Correspondence between Lawyers is discouraged. The idea is to reduce costs and reduce situations where acrimony or misunderstanding could arise.
Meetings are arranged at the beginning of the process. There is no need to wait for Court dates. Meetings are set at times and dates to suit both parties and alternate between both Solicitors' offices.
Parties can involve other professionals jointly, if this assists e.g. an accountant to give tax advice or value a business or mediators or children experts.
Q. What is the point of a collaborative approach?
A. To assist spouses/partners to resolve all matters arising out of your separation in a dignified and respectful way for the benefit of all the family.
Q. How does Collaborative Law actually work in practice?
A.
- Both parties will agree to attend a series of meetings as part of the "4 way process". There will be between 4 and 10 usually;
- Both parties will sign participation agreements which means if matters cannot be resolved the Lawyers cannot continue to act;
- Both parties will, as part of that agreement, be bound to provide full and frank disclosures of all documents and information that relates to the other issues, entirely, completely and early on in the process;
- Both parties will fulfil a continuing and ongoing duty to disclose information during the collaboration without prompting;
- Both parties will agree to move at the pace of the slowest participant;
- Both parties will, with the help and assistance of their Lawyers agree their agenda for each meeting so that neither are surprised during that process;
- Both parties, by agreement will as part of the process discuss separation, divorce, financial issues, costs and most importantly issues relating to the children where appropriate.
Q. What if the collaborative process fails?
A.
- If matters cannot be resolved or parties feel they genuinely cannot continue with the process then both Lawyers and their Firms will withdraw;
- Save for in an emergency parties will not then issue proceedings for 21 days "the cooling" off period.
- If an agreement is reached and it becomes apparent that one party has not fulfilled their duty of disclosure then a party may, subject to the circumstances, seek to overturn the agreement, even if it has been made into a Court Order.
Q. What if the collaborative process succeeds?
A.
- Parties will agree as part of the procedure who will issue the divorce proceedings and on what basis;
- At the appropriate point within those proceedings the Consent Order agreed by all parties will be submitted to the Court for the Court's approval.

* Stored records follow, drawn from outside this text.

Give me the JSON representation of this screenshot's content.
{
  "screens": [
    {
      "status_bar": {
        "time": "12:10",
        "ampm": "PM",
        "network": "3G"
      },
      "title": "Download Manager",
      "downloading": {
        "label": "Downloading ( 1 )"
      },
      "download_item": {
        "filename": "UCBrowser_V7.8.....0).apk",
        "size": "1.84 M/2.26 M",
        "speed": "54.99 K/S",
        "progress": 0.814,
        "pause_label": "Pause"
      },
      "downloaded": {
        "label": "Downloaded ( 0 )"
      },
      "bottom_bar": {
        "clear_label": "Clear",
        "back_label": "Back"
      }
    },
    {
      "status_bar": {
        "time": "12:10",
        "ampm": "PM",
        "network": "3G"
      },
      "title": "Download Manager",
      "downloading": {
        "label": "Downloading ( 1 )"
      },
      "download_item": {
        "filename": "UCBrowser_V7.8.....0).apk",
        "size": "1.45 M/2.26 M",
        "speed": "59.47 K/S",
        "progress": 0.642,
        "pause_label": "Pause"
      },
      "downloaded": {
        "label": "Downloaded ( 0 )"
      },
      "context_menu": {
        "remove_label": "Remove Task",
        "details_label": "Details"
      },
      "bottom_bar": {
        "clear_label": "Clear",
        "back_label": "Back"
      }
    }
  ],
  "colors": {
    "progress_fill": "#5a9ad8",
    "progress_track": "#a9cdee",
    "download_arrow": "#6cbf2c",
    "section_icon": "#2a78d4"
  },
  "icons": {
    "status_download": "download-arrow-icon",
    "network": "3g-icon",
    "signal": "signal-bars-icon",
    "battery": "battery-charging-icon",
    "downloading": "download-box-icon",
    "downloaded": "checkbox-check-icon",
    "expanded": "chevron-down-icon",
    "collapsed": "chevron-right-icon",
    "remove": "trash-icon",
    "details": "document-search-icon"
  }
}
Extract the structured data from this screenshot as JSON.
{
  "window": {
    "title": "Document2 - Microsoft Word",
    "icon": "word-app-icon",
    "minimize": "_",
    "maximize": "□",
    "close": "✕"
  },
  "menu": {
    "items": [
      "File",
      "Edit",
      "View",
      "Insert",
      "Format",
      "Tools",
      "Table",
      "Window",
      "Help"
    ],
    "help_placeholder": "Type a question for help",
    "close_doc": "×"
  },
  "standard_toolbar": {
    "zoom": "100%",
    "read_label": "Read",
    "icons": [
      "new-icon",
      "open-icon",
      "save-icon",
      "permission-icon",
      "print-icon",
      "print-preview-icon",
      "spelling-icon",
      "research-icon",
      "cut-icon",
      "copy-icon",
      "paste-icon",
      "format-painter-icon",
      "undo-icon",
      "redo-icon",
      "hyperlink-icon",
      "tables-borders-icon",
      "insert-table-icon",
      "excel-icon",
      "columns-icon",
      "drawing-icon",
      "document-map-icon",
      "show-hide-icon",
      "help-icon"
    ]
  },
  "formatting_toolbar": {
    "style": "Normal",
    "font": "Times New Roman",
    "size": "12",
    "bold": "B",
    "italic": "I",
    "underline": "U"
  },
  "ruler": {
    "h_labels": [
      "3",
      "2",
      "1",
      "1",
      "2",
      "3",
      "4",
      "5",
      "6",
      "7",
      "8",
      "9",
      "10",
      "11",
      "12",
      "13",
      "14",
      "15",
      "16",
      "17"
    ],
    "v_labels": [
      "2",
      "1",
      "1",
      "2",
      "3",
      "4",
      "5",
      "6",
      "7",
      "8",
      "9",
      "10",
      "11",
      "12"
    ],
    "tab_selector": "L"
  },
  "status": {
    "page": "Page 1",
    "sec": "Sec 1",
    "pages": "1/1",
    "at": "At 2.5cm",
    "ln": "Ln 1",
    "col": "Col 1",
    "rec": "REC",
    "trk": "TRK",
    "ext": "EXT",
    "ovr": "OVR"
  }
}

Q. What is the difference between Collaborative Law and Mediation?
A.
- A Mediator is neutral and is prohibited from giving either of the parties advice or advocating either parties' position.
- The Mediator is only there to facilitate you and your partner and has a duty to advise you to take separate legal advice.
- Any settlement discussed during mediation is only binding once both parties have had an opportunity to take separate legal advice. The Mediator unlike the Collaborator does not prepare the Court documents.
- Lawyers are not present during Mediation unlike the collaborative process.
- Provided agreement is reached your Collaborative Lawyer will then act for you in the divorce and prepare the necessary documentation to obtain the Consent Order.
- Mediators may still have a role in the Collaborative process if that assists the parties.
Q. Is Collaborative Family Law the best choice for me?
A. Collaborative Family Law does not suit every party or every situation but it may be an option if:
- The parties want a dignified non-aggressive resolution of all issues;
- The parties have children and wish to reach resolution by agreement with their needs and interests at the forefront of the agreement;
- Parties would like to keep open their possibility of friendship in the future;
- Parties have extended family and friends with whom they both wish to keep in touch in the future;
- Parties do not wish to "hand over" decisions to Lawyers or Judges.
The main aim of the process for both parties is not to "seek revenge" but to obtain a workable solution for all the family.